Show up to equivalence that there is only one group action of $\mathbb{Z}_{3}$ on $X=\left \{ 1,2,3 \right \}$.
I am not sure where to begin with such a proof. I would assume it is proof by contradiction and I use the definition of equivalent actions? Is there an easier way, because I am not very knowledgable on equivalent actions and how to apply this to the proof! Any help and guidance is appreciated.
Best Answer
This is false although close to truth. There are two possible group actions on $\{1,2,3\}$.
By $G$-set I will understand $(X,\cdot)$ pair where $X$ is a set and $\cdot:G\times X\to X$ is a group action.

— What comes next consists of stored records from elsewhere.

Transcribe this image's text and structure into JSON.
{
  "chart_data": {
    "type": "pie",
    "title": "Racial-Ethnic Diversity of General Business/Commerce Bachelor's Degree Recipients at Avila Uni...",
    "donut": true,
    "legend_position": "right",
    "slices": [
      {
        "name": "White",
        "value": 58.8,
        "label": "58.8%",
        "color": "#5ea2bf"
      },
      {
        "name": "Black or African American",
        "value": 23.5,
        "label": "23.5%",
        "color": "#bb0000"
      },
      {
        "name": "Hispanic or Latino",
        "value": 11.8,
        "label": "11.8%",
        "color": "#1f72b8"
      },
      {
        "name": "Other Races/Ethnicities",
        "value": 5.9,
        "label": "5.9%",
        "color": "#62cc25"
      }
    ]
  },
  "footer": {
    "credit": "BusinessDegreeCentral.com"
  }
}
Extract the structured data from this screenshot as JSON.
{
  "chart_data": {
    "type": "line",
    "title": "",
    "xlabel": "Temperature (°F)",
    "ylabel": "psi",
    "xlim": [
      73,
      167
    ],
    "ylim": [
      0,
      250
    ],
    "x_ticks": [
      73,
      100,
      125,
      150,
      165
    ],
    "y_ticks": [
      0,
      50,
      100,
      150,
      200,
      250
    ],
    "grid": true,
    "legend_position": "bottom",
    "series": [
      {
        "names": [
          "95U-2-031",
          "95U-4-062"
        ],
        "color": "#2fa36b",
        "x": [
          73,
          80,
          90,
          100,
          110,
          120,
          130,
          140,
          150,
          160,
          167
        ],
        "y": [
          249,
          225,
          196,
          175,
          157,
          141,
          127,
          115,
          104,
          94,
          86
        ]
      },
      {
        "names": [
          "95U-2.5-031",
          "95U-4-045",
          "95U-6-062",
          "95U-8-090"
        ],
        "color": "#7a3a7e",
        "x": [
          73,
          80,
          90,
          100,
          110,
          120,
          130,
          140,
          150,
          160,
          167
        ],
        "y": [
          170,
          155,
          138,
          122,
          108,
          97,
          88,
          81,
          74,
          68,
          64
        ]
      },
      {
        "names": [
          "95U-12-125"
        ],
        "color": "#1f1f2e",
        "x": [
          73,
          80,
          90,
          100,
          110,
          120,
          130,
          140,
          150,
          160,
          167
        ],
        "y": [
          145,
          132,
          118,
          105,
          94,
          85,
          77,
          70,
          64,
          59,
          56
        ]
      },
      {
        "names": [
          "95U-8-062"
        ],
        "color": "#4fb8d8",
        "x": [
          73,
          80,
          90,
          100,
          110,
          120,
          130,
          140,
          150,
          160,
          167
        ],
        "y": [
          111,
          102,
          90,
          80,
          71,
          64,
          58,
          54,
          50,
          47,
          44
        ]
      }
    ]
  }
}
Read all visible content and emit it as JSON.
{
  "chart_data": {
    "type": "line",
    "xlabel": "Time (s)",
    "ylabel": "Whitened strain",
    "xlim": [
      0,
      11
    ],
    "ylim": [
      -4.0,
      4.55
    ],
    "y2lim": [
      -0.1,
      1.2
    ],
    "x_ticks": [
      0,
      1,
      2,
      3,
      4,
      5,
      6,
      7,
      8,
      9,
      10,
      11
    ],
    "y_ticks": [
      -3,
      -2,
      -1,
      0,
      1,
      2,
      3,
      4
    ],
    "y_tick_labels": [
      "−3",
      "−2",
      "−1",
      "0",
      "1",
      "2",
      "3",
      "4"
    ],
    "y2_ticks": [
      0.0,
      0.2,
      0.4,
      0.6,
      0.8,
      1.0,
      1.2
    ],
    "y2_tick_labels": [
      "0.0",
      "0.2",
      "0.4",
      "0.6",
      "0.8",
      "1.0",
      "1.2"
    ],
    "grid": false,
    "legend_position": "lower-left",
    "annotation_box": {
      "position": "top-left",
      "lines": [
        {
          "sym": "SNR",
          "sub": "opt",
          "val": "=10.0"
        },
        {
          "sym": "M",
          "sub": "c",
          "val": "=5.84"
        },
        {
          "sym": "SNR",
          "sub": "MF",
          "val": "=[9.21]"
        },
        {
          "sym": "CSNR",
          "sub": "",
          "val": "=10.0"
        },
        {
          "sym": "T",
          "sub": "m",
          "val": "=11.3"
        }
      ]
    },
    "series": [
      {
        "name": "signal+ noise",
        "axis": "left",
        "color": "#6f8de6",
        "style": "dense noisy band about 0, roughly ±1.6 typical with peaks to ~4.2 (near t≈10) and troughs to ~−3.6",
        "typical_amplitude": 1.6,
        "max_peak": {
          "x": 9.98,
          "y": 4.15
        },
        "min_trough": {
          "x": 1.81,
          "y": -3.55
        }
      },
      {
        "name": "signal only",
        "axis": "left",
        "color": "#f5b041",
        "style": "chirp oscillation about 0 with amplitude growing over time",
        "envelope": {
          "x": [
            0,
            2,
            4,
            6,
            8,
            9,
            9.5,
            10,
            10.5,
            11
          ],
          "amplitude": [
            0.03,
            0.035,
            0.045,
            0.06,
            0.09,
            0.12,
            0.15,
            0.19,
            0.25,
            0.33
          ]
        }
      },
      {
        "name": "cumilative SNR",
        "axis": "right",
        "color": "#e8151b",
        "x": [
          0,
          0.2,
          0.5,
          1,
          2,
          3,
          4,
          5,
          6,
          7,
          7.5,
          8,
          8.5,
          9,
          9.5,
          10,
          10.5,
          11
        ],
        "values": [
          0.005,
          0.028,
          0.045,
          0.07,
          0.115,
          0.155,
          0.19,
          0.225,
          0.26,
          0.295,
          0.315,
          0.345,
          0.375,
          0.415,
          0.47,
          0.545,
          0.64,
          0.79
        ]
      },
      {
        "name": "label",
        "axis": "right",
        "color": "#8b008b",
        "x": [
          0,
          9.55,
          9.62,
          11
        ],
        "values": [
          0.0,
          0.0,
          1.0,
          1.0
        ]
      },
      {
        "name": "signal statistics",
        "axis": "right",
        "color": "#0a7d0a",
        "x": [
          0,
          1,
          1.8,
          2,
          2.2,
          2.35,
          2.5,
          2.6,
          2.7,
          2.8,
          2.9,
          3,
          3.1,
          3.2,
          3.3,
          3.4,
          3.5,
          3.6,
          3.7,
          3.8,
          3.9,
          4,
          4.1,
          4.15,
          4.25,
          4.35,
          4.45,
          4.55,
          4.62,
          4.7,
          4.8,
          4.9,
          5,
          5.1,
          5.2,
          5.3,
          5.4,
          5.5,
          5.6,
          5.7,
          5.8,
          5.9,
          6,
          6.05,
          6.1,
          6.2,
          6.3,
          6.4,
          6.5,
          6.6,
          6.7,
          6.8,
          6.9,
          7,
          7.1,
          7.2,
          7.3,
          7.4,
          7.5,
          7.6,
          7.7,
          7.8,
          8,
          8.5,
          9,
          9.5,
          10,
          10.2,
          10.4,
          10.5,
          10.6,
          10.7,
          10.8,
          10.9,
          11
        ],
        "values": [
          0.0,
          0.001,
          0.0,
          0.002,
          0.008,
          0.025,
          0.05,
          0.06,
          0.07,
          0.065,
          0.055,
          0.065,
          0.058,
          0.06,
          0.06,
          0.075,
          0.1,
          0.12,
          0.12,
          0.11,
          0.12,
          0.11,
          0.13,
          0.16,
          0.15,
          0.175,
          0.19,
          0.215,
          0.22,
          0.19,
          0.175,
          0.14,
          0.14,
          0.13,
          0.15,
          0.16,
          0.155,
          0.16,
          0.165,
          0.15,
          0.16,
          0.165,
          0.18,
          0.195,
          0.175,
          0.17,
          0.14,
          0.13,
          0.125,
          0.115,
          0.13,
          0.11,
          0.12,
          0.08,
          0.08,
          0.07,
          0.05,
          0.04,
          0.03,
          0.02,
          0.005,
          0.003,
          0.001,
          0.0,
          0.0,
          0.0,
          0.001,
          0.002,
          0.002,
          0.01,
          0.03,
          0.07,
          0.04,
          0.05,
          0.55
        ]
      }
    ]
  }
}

First of all note that any orbit is isomorphic to $G/H$ as a $G$-set for some subgroup $H$. Since $G=\mathbb{Z}_3$ has only two possible subgroups, namely $G$ and $0$ then there are only two possible orbits: $G/0$ and $G/G$. Non-isomorphic because of different cardinality.
Now since every $G$-set is a disjoint union of orbits (up to $G$-isomorphism) than $X=\{1,2,3\}$ has two possible $G$-set structures: namely $X\simeq G/0$ or the trivial one $X\simeq G/G\sqcup G/G\sqcup G/G$.